Es gibt 15 Club of Rome-Schulen deutschlandweit (stand Februar 2016). Darunter größtenteils Gymnasien, aber auch Gesamtschulen, Gemeinschaftsschulen und Grundschulen. Es können demnach alle Abschlüsse erlangt werden.
Was kostet der Besuch einer Club of Rome-Schule?
Die meisten Club of Rome-Schulen erheben kein Schulgeld. Ist das doch der Fall, berechnet sich der monatliche Beitrag am Gehalt der Eltern sowie der Anzahl der Kinder, die die Schule besuchen und liegt meist bei höchstens 150 Euro.
Ist das was für mein Kind?
Jedes Kind hat hier die Möglichkeit, nachhaltige Erfahrungen zu sammeln. Jedoch wird nicht auf Leistungsrückmeldungen oder Frontalunterricht verzichtet, was für Kinder, die an Regelschulen nicht gut zurechtkommen, problematisch sein könnte.
► Alles über die Club of Rome-Schulen finden Sie hier: www.club-of-rome-schulen.org
8. Mehlhornschule/ BIP Kreativitätsschulen: Jedes Kind ist begabt
Die Mehlhornschulen beziehungsweise BIP Kreativitätsschulen sind relativ jung. Erst 1997 wurde die erste Schule mit dem Konzept von Gerlinde und Hans-Georg Mehlhorn gegründet.
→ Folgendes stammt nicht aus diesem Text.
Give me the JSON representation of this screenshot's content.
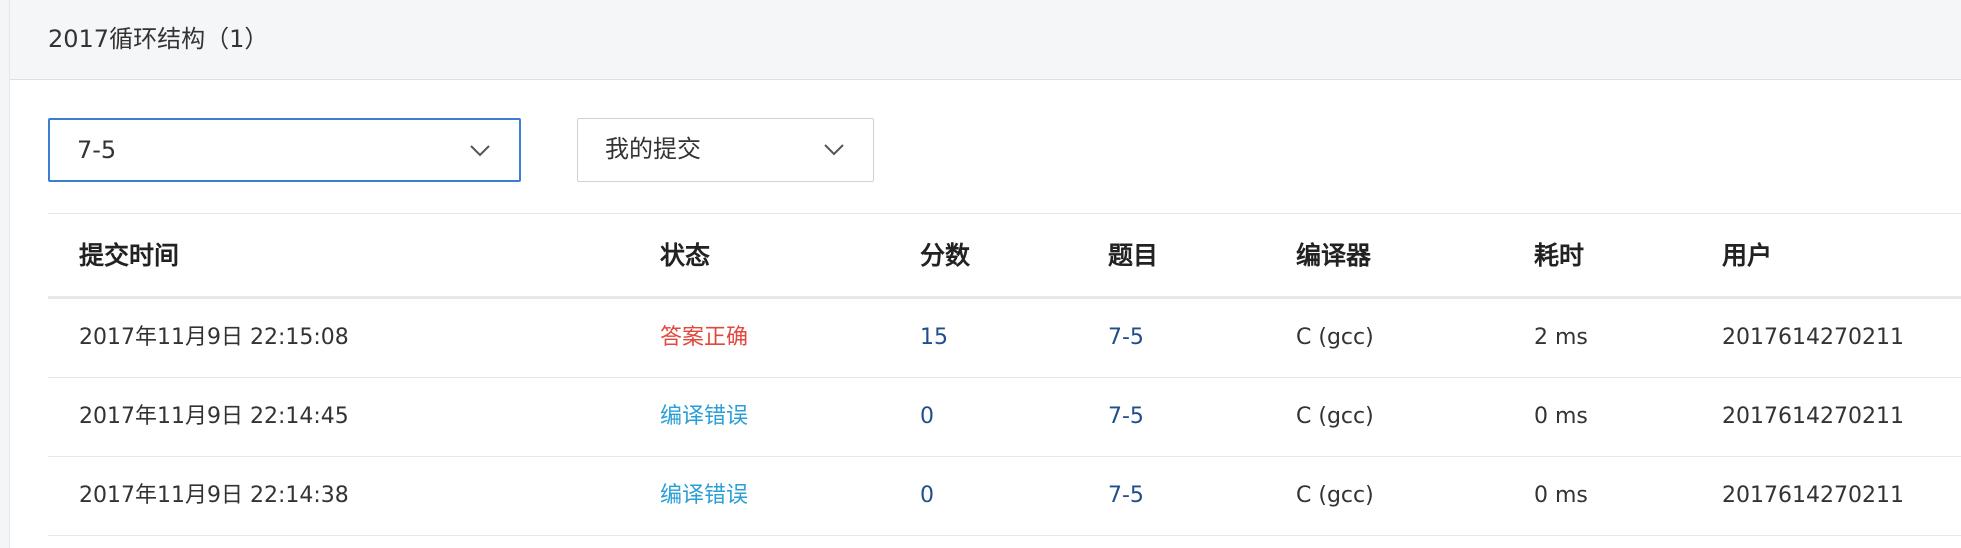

BIP steht für Begabung, Intelligenz und Persönlichkeit, diese sollen in dieser Schulform speziell gefördert werden. Ihr Ziel ist die „Heranbildung von schöpferischen Menschen, die alle derzeitigen und teilweise noch unbekannten künftigen Anforderungen unserer Lebenswelt erfolgreich bewältigen können.“ (Quelle: www.bip-mehlhornschulen.de)
Dafür wird der staatliche Lehrplan um die Fächer bildkünstlerisches Gestalten, musikalisches Gestalten, Tanz/Bewegung, Darstellendes Spiel, Sprachliches Gestalten, Schach, Informatik, Englisch sowie zwei weitere Fremdsprachen, von denen eine nichteuropäisch ist, erweitert. Zusätzlich sind die Kinder verpflichtet, ab der ersten Klasse außerhalb der Schule ein Musikinstrument zu erlernen.
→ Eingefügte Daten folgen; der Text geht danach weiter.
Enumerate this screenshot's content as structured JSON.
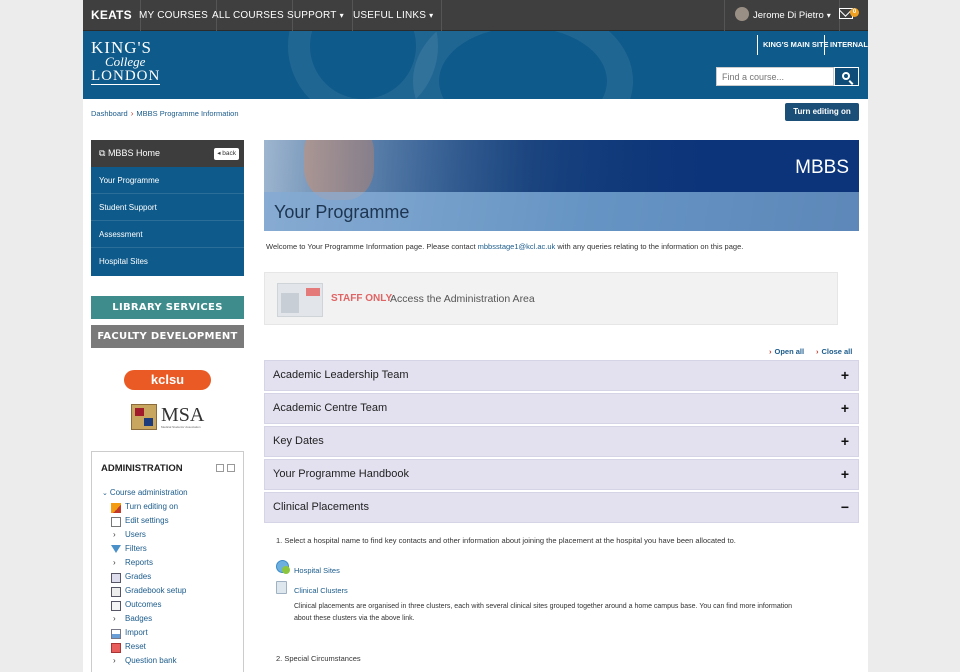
{
  "topnav": {
    "brand": "KEATS",
    "items": [
      "MY COURSES",
      "ALL COURSES",
      "SUPPORT",
      "USEFUL LINKS"
    ],
    "user": "Jerome Di Pietro",
    "mail_count": "0"
  },
  "header": {
    "logo_line1": "KING'S",
    "logo_line2": "College",
    "logo_line3": "LONDON",
    "main_site": "KING'S MAIN SITE",
    "internal": "INTERNAL",
    "search_placeholder": "Find a course..."
  },
  "breadcrumb": {
    "items": [
      "Dashboard",
      "MBBS Programme Information"
    ],
    "separator": "›"
  },
  "edit_button": "Turn editing on",
  "leftnav": {
    "title": "MBBS Home",
    "back": "back",
    "links": [
      "Your Programme",
      "Student Support",
      "Assessment",
      "Hospital Sites"
    ]
  },
  "promos": {
    "library": "LIBRARY SERVICES",
    "faculty": "FACULTY DEVELOPMENT",
    "library_color": "#3e8c8c",
    "faculty_color": "#7a7a7a"
  },
  "logos": {
    "kclsu": "kclsu",
    "msa": "MSA",
    "msa_sub": "Medical Students' Association"
  },
  "admin": {
    "title": "ADMINISTRATION",
    "course_admin": "Course administration",
    "items": [
      "Turn editing on",
      "Edit settings",
      "Users",
      "Filters",
      "Reports",
      "Grades",
      "Gradebook setup",
      "Outcomes",
      "Badges",
      "Import",
      "Reset",
      "Question bank"
    ]
  },
  "banner": {
    "tag": "MBBS",
    "title": "Your Programme"
  },
  "welcome": {
    "before": "Welcome to Your Programme Information page.  Please contact ",
    "email": "mbbsstage1@kcl.ac.uk",
    "after": " with any queries relating to the information on this page."
  },
  "staff_only": {
    "label": "STAFF ONLY",
    "text": "Access the Administration Area"
  },
  "accordion_controls": {
    "open_all": "Open all",
    "close_all": "Close all"
  },
  "accordion": [
    {
      "label": "Academic Leadership Team",
      "sign": "+"
    },
    {
      "label": "Academic Centre Team",
      "sign": "+"
    },
    {
      "label": "Key Dates",
      "sign": "+"
    },
    {
      "label": "Your Programme Handbook",
      "sign": "+"
    },
    {
      "label": "Clinical Placements",
      "sign": "−"
    }
  ],
  "placements": {
    "step1": "1. Select a hospital name to find key contacts and other information about joining the placement at the hospital you have been allocated to.",
    "hospital_sites": "Hospital Sites",
    "clinical_clusters": "Clinical Clusters",
    "desc_line1": "Clinical placements are organised in three clusters, each with several clinical sites grouped together around a home campus base. You can find more information",
    "desc_line2": "about these clusters via the above link.",
    "step2": "2. Special Circumstances"
  }
}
In den Fächern Deutsch und Mathematik gibt es bereits im ersten Schuljahr Noten. Ab dem dritten Schuljahr in allen Fächern. Erreicht ein Kind Zensuren schlechter als 2, werden Fördermaßnahmen ergriffen. Eine 3 gilt bereits als negativ, da sie den Übergang auf das Gymnasium verhindern kann.
Die Kinder erhalten täglich oder wöchentlich Entwicklungsergebnisse, die verdeutlichen, welche Kenntnisse und Fähigkeiten sie erworben haben. Auf diese Weise sollen Stolz und Leistungswille bei den Kindern geweckt werden.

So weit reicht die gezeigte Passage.